On Wednesday, as jurors in Derek Chauvin’s Minneapolis murder trial watched body-cam videos of George Floyd’s last moments, witness Charles McMillan, 61, broke down on the stand.
The videos are raw, and they include Floyd, still seated in his vehicle, begging for his life in a way that, if you don’t think “police” and think “worst-case-scenario,” might seem to be an overreaction to being stopped.
But Floyd, a Black man who died with Chauvin pressing his knee on his neck for 9+ minutes, knew, and jurors are left to decide, among other things, why Floyd’s encounter with Minneapolis police that day quickly escalated to an officer pointing his gun at Floyd and yelling, “Get your fucking hands up, right now!”
Floyd was suspected of passing a counterfeit $20 bill, a crime that would normally net a fine and maybe jail time — if the person who passed the bill did so knowingly. So it was nothing bigger than the suspicion of a fake $20 that brought hell to that corner.
McMillan, who lives in the neighborhood where Floyd was killed, was an eye witness who was driving by that day, and stopped because, he said, he is “nosy.” In some of the early videos from May 25, 2020, you can hear McMillan off-camera counseling a still-alive Floyd, already beneath Chauvin’s knee, to cooperate because “You can’t win.”
We know what that means. I am McMillan’s age, and his sobbing is a reminder that police violence is a boulder dropped into a fragile pond, and the ripples go far beyond the victims and their families. In fact, the judge had to stop the trial at one point on Wednesday while a juror regained composure. Witnesses have spoken through tears, and many have expressed guilt at either not trying harder to physically intervene (though there was no way the police officers would have allowed that), or, in the case of the store clerk who called the police, for involving law enforcement in the first place.

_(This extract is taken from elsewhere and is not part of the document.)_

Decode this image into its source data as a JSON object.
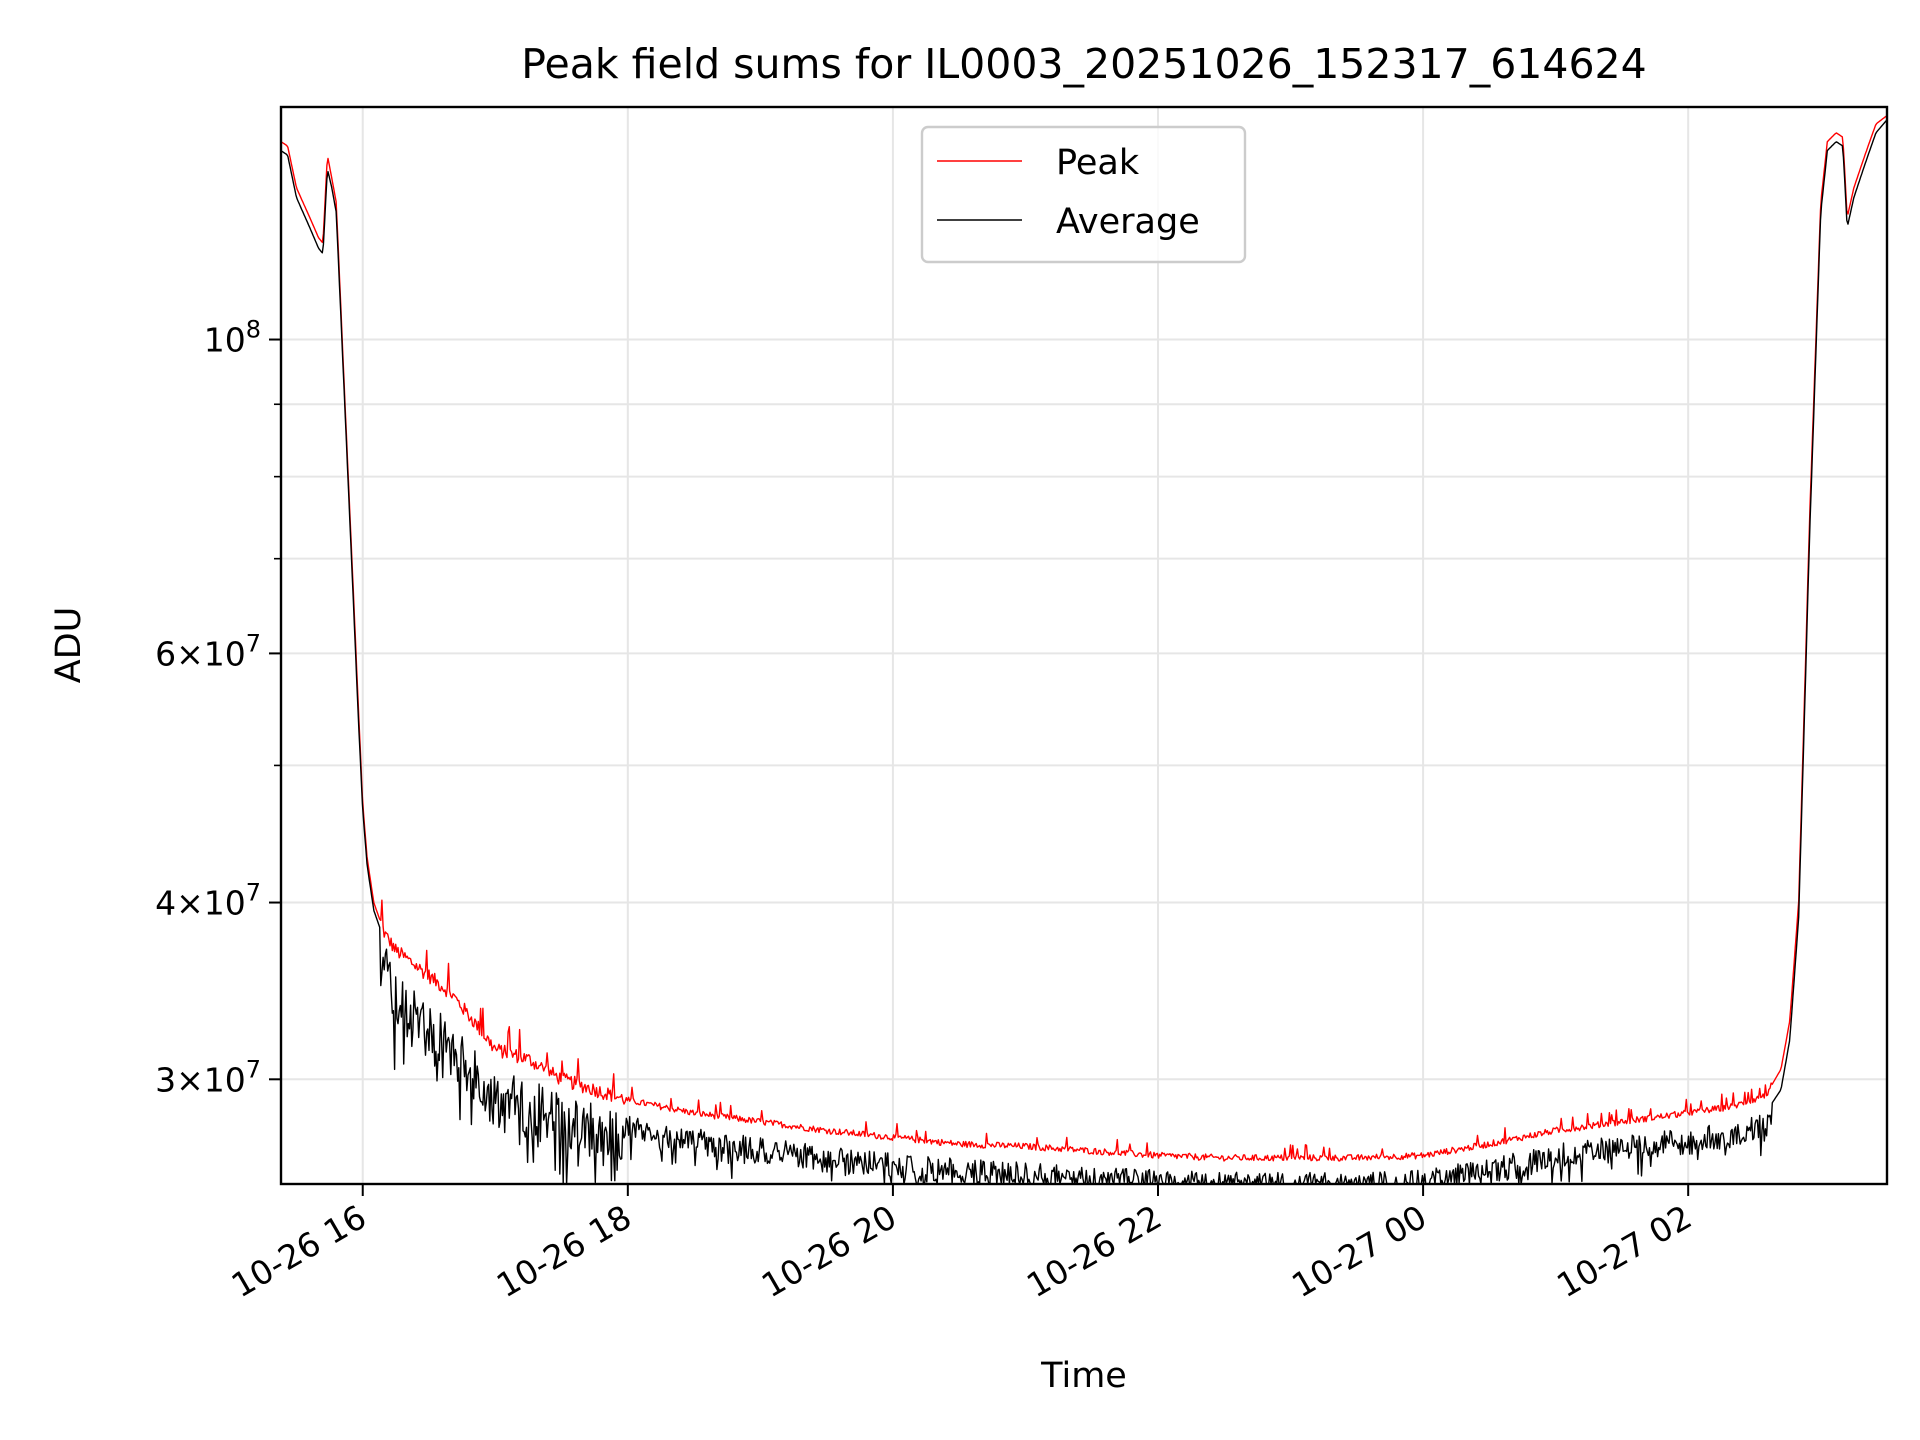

There’s a growing body of research on the trauma inflicted by over-policing in predominantly-Black communities, but there needs to be more. So far, researchers know that police violence has a unique impact on mental health, given that the violence is state-sanctioned, police are armed, police are everywhere, and victims of police violence have limited resources with which to counter the attacks, both in the moment and later, in court. In addition, according to the study, police violence makes those of us who believe in Officer Friendly have to reexamine our deeply-held beliefs, and consider what depravity a badge can hide. According to Bruce G. Link, UC-Riverside sociology/public health professor and one of the study’s authors, like so many other social ills, police violence has a
disproportionate effect on the mental health of racial, ethnic, and sexual minorities.
Some of the witnesses at the Chauvin trial are minors. One witness was 9, the same age as my twin grandchildren. Studies say that the impact of police brutality on young people is both deep and wide. Research from Harvard University says
police killings have a negative and long-lasting impact on the educational and psychological well-being of nearby high schoolers.
In fact, there’s research that says police violence reaches all the way into the womb. One study that looked at 3.9 million California birth records from 2007 to 2016 said
police killings of unarmed blacks substantially decrease the birth weight and gestational age of black infants residing nearby.
The pain is multiplied over and over again. It reaches back generations, and forward just as far. As we move into the trial’s fourth day, it almost feels like there aren’t enough tears.
"The pain is multiplied over and over again. It reaches back generations, and forward just as far" - I know that first hand. My heart breaks for everyone affected by extreme trauma. It occurred to me how awful we are at acknowledging trauma effect as real harm. Certainly, the police have traumatized some communities. And yet, it's not a crime. As you said, not enough tears for the pain.